The film follows Kaydee “Caine” (Tyrin Turner), a young man from the Watts neighbourhood of South Central LA. Caine was born into the life: his dad was a drug dealer, his mother an addict, and they died when he was still a kid. Having just left high school, Caine is now part of a crew, slinging dope, partying, hustling, and more than happy to pull the trigger on anyone who crosses them.
Torn between his blind loyalty to the street, and the more positive influences in his life—namely Ronnie (Jada Pinkett) and her young son Anthony—Caine wants to make a better life for himself, but doesn’t know how. This is a world of systemic racism, police brutality, economic oppression, and generational violence. Caine was taught how to hold a gun when he was five-years-old. He passes this knowledge on to Anthony.
In the staggering opening scene, Caine and his friend O-Dog (Larenze Tate) go to a Korean owned liquor store to buy beer. One of the owners keeps lurking close to them, expecting them to try and steal something. When the shopkeeper behind the counter says the wrong thing, O-Dog shoots them both, robs the till, and takes the security video before leaving. It’s hard to make a clean break when one of your best friends keeps getting wasted and showing everyone the video of a murder he committed, which you are in.
It’s such a cliché nowadays to say that something is still relevant today. But here we are again, 28-years-later from when ‘Menace II Society’ was first released. Time has moved on but, has anything really changed. Gun violence remains at epidemic levels, and the cheapness afforded to black life continues to haunt America. The Hughes Brothers ruthlessly unsentimental debut film captured it all here almost 30-years-ago, with bristling anger and authenticity.
There’s a brash energy to the filmmaking, which feels completely uncompromised. Shocking and realistically violent, the film was briefly caught up in the political nonsense here in the UK, where several films were banned from video release. The realism however is heightened by Lisa Rinzler’s gorgeous and evocative cinematography.
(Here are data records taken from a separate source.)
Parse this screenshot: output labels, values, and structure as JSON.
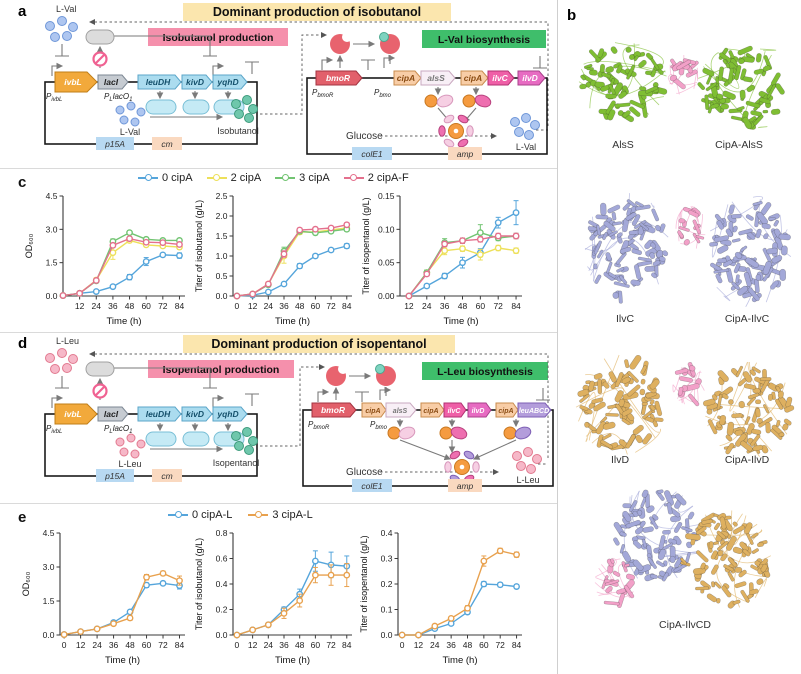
{
  "figure": {
    "panel_labels": {
      "a": "a",
      "b": "b",
      "c": "c",
      "d": "d",
      "e": "e"
    }
  },
  "panel_a": {
    "title": "Dominant production of isobutanol",
    "production_label": "Isobutanol production",
    "biosynthesis_label": "L-Val biosynthesis",
    "feedback_metabolite": "L-Val",
    "plasmid1": {
      "promoter1": {
        "p": "P",
        "sub": "ivbL"
      },
      "promoter2": {
        "p": "P",
        "sub1": "L",
        "mid": "lacO",
        "sub2": "1"
      },
      "genes": {
        "ivbL": "ivbL",
        "lacI": "lacI",
        "leuDH": "leuDH",
        "kivD": "kivD",
        "yqhD": "yqhD"
      },
      "metabolite": "L-Val",
      "product": "Isobutanol",
      "ori": "p15A",
      "marker": "cm"
    },
    "plasmid2": {
      "promoter1": {
        "p": "P",
        "sub": "bmoR"
      },
      "promoter2": {
        "p": "P",
        "sub": "bmo"
      },
      "genes": {
        "bmoR": "bmoR",
        "cipA1": "cipA",
        "alsS": "alsS",
        "cipA2": "cipA",
        "ilvC": "ilvC",
        "ilvD": "ilvD"
      },
      "substrate": "Glucose",
      "product": "L-Val",
      "ori": "colE1",
      "marker": "amp"
    }
  },
  "panel_d": {
    "title": "Dominant production of isopentanol",
    "production_label": "Isopentanol production",
    "biosynthesis_label": "L-Leu biosynthesis",
    "feedback_metabolite": "L-Leu",
    "plasmid1": {
      "promoter1": {
        "p": "P",
        "sub": "ivbL"
      },
      "promoter2": {
        "p": "P",
        "sub1": "L",
        "mid": "lacO",
        "sub2": "1"
      },
      "genes": {
        "ivbL": "ivbL",
        "lacI": "lacI",
        "leuDH": "leuDH",
        "kivD": "kivD",
        "yqhD": "yqhD"
      },
      "metabolite": "L-Leu",
      "product": "Isopentanol",
      "ori": "p15A",
      "marker": "cm"
    },
    "plasmid2": {
      "promoter1": {
        "p": "P",
        "sub": "bmoR"
      },
      "promoter2": {
        "p": "P",
        "sub": "bmo"
      },
      "genes": {
        "bmoR": "bmoR",
        "cipA1": "cipA",
        "alsS": "alsS",
        "cipA2": "cipA",
        "ilvC": "ilvC",
        "ilvD": "ilvD",
        "cipA3": "cipA",
        "leuABCD": "leuABCD"
      },
      "substrate": "Glucose",
      "product": "L-Leu",
      "ori": "colE1",
      "marker": "amp"
    }
  },
  "panel_b": {
    "labels": [
      "AlsS",
      "CipA-AlsS",
      "IlvC",
      "CipA-IlvC",
      "IlvD",
      "CipA-IlvD",
      "CipA-IlvCD"
    ],
    "colors": {
      "alsS": "#7FBE33",
      "cipA": "#F2A0C8",
      "ilvC": "#A3A8D8",
      "ilvD": "#DEB060"
    }
  },
  "chart_data": [
    {
      "type": "line",
      "title": "",
      "xlabel": "Time (h)",
      "ylabel": "OD₆₀₀",
      "xlim": [
        0,
        88
      ],
      "ylim": [
        0,
        4.5
      ],
      "xticks": [
        12,
        24,
        36,
        48,
        60,
        72,
        84
      ],
      "yticks": [
        0,
        1.5,
        3,
        4.5
      ],
      "ydec": 1,
      "series": [
        {
          "name": "0 cipA",
          "color": "#55A5DB",
          "x": [
            0,
            12,
            24,
            36,
            48,
            60,
            72,
            84
          ],
          "y": [
            0.02,
            0.12,
            0.2,
            0.42,
            0.85,
            1.55,
            1.85,
            1.82
          ],
          "err": [
            0,
            0,
            0,
            0.06,
            0.12,
            0.18,
            0.08,
            0.12
          ]
        },
        {
          "name": "2 cipA",
          "color": "#EDE05A",
          "x": [
            0,
            12,
            24,
            36,
            48,
            60,
            72,
            84
          ],
          "y": [
            0.02,
            0.12,
            0.72,
            1.95,
            2.5,
            2.3,
            2.25,
            2.2
          ],
          "err": [
            0,
            0,
            0.1,
            0.3,
            0.1,
            0.08,
            0.08,
            0.1
          ]
        },
        {
          "name": "3 cipA",
          "color": "#72C472",
          "x": [
            0,
            12,
            24,
            36,
            48,
            60,
            72,
            84
          ],
          "y": [
            0.02,
            0.12,
            0.68,
            2.45,
            2.85,
            2.55,
            2.5,
            2.5
          ],
          "err": [
            0,
            0,
            0.08,
            0.12,
            0.08,
            0.08,
            0.06,
            0.08
          ]
        },
        {
          "name": "2 cipA-F",
          "color": "#E4708D",
          "x": [
            0,
            12,
            24,
            36,
            48,
            60,
            72,
            84
          ],
          "y": [
            0.02,
            0.12,
            0.7,
            2.28,
            2.58,
            2.42,
            2.4,
            2.32
          ],
          "err": [
            0,
            0,
            0.08,
            0.1,
            0.08,
            0.06,
            0.06,
            0.08
          ]
        }
      ]
    },
    {
      "type": "line",
      "title": "",
      "xlabel": "Time (h)",
      "ylabel": "Titer of isobutanol (g/L)",
      "xlim": [
        -3,
        88
      ],
      "ylim": [
        0,
        2.5
      ],
      "xticks": [
        0,
        12,
        24,
        36,
        48,
        60,
        72,
        84
      ],
      "yticks": [
        0,
        0.5,
        1,
        1.5,
        2,
        2.5
      ],
      "ydec": 1,
      "series": [
        {
          "name": "0 cipA",
          "color": "#55A5DB",
          "x": [
            0,
            12,
            24,
            36,
            48,
            60,
            72,
            84
          ],
          "y": [
            0,
            0.02,
            0.1,
            0.3,
            0.75,
            1.0,
            1.15,
            1.25
          ],
          "err": [
            0,
            0,
            0.02,
            0.04,
            0.06,
            0.05,
            0.05,
            0.06
          ]
        },
        {
          "name": "2 cipA",
          "color": "#EDE05A",
          "x": [
            0,
            12,
            24,
            36,
            48,
            60,
            72,
            84
          ],
          "y": [
            0,
            0.05,
            0.3,
            1.0,
            1.6,
            1.6,
            1.65,
            1.7
          ],
          "err": [
            0,
            0,
            0.05,
            0.18,
            0.06,
            0.05,
            0.05,
            0.06
          ]
        },
        {
          "name": "3 cipA",
          "color": "#72C472",
          "x": [
            0,
            12,
            24,
            36,
            48,
            60,
            72,
            84
          ],
          "y": [
            0,
            0.05,
            0.28,
            1.12,
            1.62,
            1.58,
            1.62,
            1.67
          ],
          "err": [
            0,
            0,
            0.04,
            0.1,
            0.06,
            0.05,
            0.05,
            0.05
          ]
        },
        {
          "name": "2 cipA-F",
          "color": "#E4708D",
          "x": [
            0,
            12,
            24,
            36,
            48,
            60,
            72,
            84
          ],
          "y": [
            0,
            0.05,
            0.3,
            1.05,
            1.65,
            1.67,
            1.7,
            1.78
          ],
          "err": [
            0,
            0,
            0.04,
            0.08,
            0.05,
            0.05,
            0.05,
            0.05
          ]
        }
      ]
    },
    {
      "type": "line",
      "title": "",
      "xlabel": "Time (h)",
      "ylabel": "Titer of isopentanol (g/L)",
      "xlim": [
        6,
        88
      ],
      "ylim": [
        0,
        0.15
      ],
      "xticks": [
        12,
        24,
        36,
        48,
        60,
        72,
        84
      ],
      "yticks": [
        0,
        0.05,
        0.1,
        0.15
      ],
      "ydec": 2,
      "series": [
        {
          "name": "0 cipA",
          "color": "#55A5DB",
          "x": [
            12,
            24,
            36,
            48,
            60,
            72,
            84
          ],
          "y": [
            0,
            0.015,
            0.03,
            0.05,
            0.065,
            0.11,
            0.125
          ],
          "err": [
            0,
            0.003,
            0.004,
            0.008,
            0.006,
            0.008,
            0.018
          ]
        },
        {
          "name": "2 cipA",
          "color": "#EDE05A",
          "x": [
            12,
            24,
            36,
            48,
            60,
            72,
            84
          ],
          "y": [
            0,
            0.035,
            0.068,
            0.071,
            0.062,
            0.072,
            0.068
          ],
          "err": [
            0,
            0.004,
            0.006,
            0.004,
            0.008,
            0.004,
            0.004
          ]
        },
        {
          "name": "3 cipA",
          "color": "#72C472",
          "x": [
            12,
            24,
            36,
            48,
            60,
            72,
            84
          ],
          "y": [
            0,
            0.035,
            0.08,
            0.083,
            0.095,
            0.087,
            0.09
          ],
          "err": [
            0,
            0.004,
            0.006,
            0.004,
            0.012,
            0.004,
            0.004
          ]
        },
        {
          "name": "2 cipA-F",
          "color": "#E4708D",
          "x": [
            12,
            24,
            36,
            48,
            60,
            72,
            84
          ],
          "y": [
            0,
            0.033,
            0.078,
            0.083,
            0.085,
            0.09,
            0.09
          ],
          "err": [
            0,
            0.003,
            0.004,
            0.004,
            0.004,
            0.004,
            0.004
          ]
        }
      ]
    },
    {
      "type": "line",
      "title": "",
      "xlabel": "Time (h)",
      "ylabel": "OD₆₀₀",
      "xlim": [
        -3,
        88
      ],
      "ylim": [
        0,
        4.5
      ],
      "xticks": [
        0,
        12,
        24,
        36,
        48,
        60,
        72,
        84
      ],
      "yticks": [
        0,
        1.5,
        3,
        4.5
      ],
      "ydec": 1,
      "series": [
        {
          "name": "0 cipA-L",
          "color": "#55A5DB",
          "x": [
            0,
            12,
            24,
            36,
            48,
            60,
            72,
            84
          ],
          "y": [
            0.02,
            0.15,
            0.27,
            0.55,
            1.02,
            2.2,
            2.28,
            2.18
          ],
          "err": [
            0,
            0,
            0,
            0,
            0.08,
            0.1,
            0.08,
            0.15
          ]
        },
        {
          "name": "3 cipA-L",
          "color": "#E8A14E",
          "x": [
            0,
            12,
            24,
            36,
            48,
            60,
            72,
            84
          ],
          "y": [
            0.02,
            0.15,
            0.27,
            0.5,
            0.75,
            2.55,
            2.72,
            2.4
          ],
          "err": [
            0,
            0,
            0,
            0.08,
            0.1,
            0.12,
            0.1,
            0.2
          ]
        }
      ]
    },
    {
      "type": "line",
      "title": "",
      "xlabel": "Time (h)",
      "ylabel": "Titer of isobutanol (g/L)",
      "xlim": [
        -3,
        88
      ],
      "ylim": [
        0,
        0.8
      ],
      "xticks": [
        0,
        12,
        24,
        36,
        48,
        60,
        72,
        84
      ],
      "yticks": [
        0,
        0.2,
        0.4,
        0.6,
        0.8
      ],
      "ydec": 1,
      "series": [
        {
          "name": "0 cipA-L",
          "color": "#55A5DB",
          "x": [
            0,
            12,
            24,
            36,
            48,
            60,
            72,
            84
          ],
          "y": [
            0,
            0.04,
            0.08,
            0.2,
            0.32,
            0.58,
            0.55,
            0.54
          ],
          "err": [
            0,
            0,
            0,
            0.02,
            0.04,
            0.08,
            0.1,
            0.08
          ]
        },
        {
          "name": "3 cipA-L",
          "color": "#E8A14E",
          "x": [
            0,
            12,
            24,
            36,
            48,
            60,
            72,
            84
          ],
          "y": [
            0,
            0.04,
            0.08,
            0.17,
            0.27,
            0.47,
            0.47,
            0.47
          ],
          "err": [
            0,
            0,
            0,
            0.04,
            0.05,
            0.06,
            0.08,
            0.09
          ]
        }
      ]
    },
    {
      "type": "line",
      "title": "",
      "xlabel": "Time (h)",
      "ylabel": "Titer of isopentanol (g/L)",
      "xlim": [
        -3,
        88
      ],
      "ylim": [
        0,
        0.4
      ],
      "xticks": [
        0,
        12,
        24,
        36,
        48,
        60,
        72,
        84
      ],
      "yticks": [
        0,
        0.1,
        0.2,
        0.3,
        0.4
      ],
      "ydec": 1,
      "series": [
        {
          "name": "0 cipA-L",
          "color": "#55A5DB",
          "x": [
            0,
            12,
            24,
            36,
            48,
            60,
            72,
            84
          ],
          "y": [
            0,
            0,
            0.025,
            0.045,
            0.09,
            0.2,
            0.197,
            0.19
          ],
          "err": [
            0,
            0,
            0.004,
            0.005,
            0.008,
            0.01,
            0.008,
            0.008
          ]
        },
        {
          "name": "3 cipA-L",
          "color": "#E8A14E",
          "x": [
            0,
            12,
            24,
            36,
            48,
            60,
            72,
            84
          ],
          "y": [
            0,
            0,
            0.035,
            0.065,
            0.105,
            0.29,
            0.33,
            0.315
          ],
          "err": [
            0,
            0,
            0.004,
            0.006,
            0.01,
            0.02,
            0.01,
            0.01
          ]
        }
      ]
    }
  ]
}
Throw in a pounding hip-hop soundtrack, killer performances, razor sharp editing, and one of the coolest single scene cameos ever—courtesy of the great Bill Duke—and you have got a seriously good film on your hands.
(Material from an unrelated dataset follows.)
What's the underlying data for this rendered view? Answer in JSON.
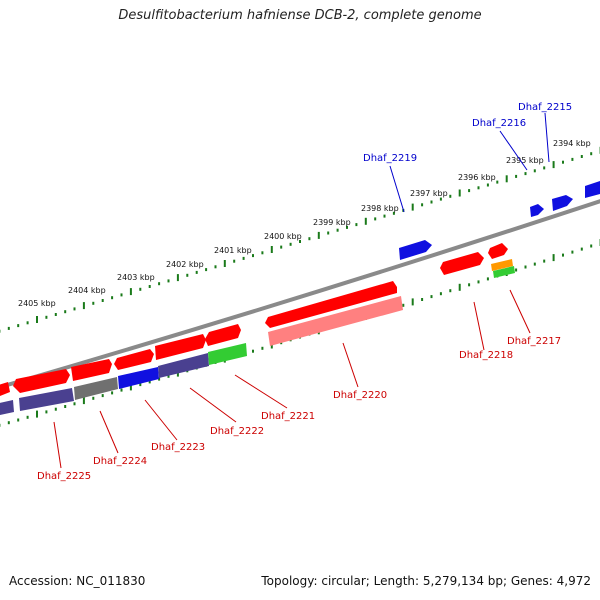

Speaking of things which are seriously good, this is a phenomenal home entertainment release. Fans of physical media will want to buy this for the gorgeous cut-out slip case alone, but there’s still plenty more to enjoy on the disc. There are two audio commentaries with Albert and Allen Hughes, recorded in 1993 for the original Criterion laserdisc release.
‘Capturing Youth’ is a brand-new conversation between co-director Albert Hughes and screenwriter Tyger Williams, moderated by critic Elvis Mitchell. This is a fascinating discussion, and covers a lot of ground, including the main influences on ‘Menace II Society’, the comparisons with ‘Boyz n the Hood’ – “Boyz was hopeful, this is nihilistic” – and the intended audience for the film, “we made this movie for white people. Black people know this.”
‘Trust and Collaboration’ is another new conversation, this time with Allen Hughes and actor Bill Duke. This is another great discussion, and goes in depth on Duke’s legendary cameo, and the stunning camerawork. Speaking of cameras, next up on the disc is a select scene commentary with director of photography Lisa Rinzler. She talks about how she used expressionistic light to bring energy to certain scenes.
‘Gangsta Vision’ is a 2009 documentary about the making of the film. the Hughes Brothers talks about the racial, social, and historical context in which the film is set. This programme also covers the development of the script, the shooting of the film, and features interviews with some of the cast.
There’s also a ten-minute interview with the Hughes Brothers from 1993, two deleted scenes, a short storyboard to film comparison clip, and the 2Pac video (directed by the Hughes Brothers) for ‘Brenda’s Got a Baby’ that was instrumental in convincing New Line Cinema that the young directors were ready to move into features. Finally, there is the trailer, and a fold out insert with an essay by film critic Craig D. Lindsey.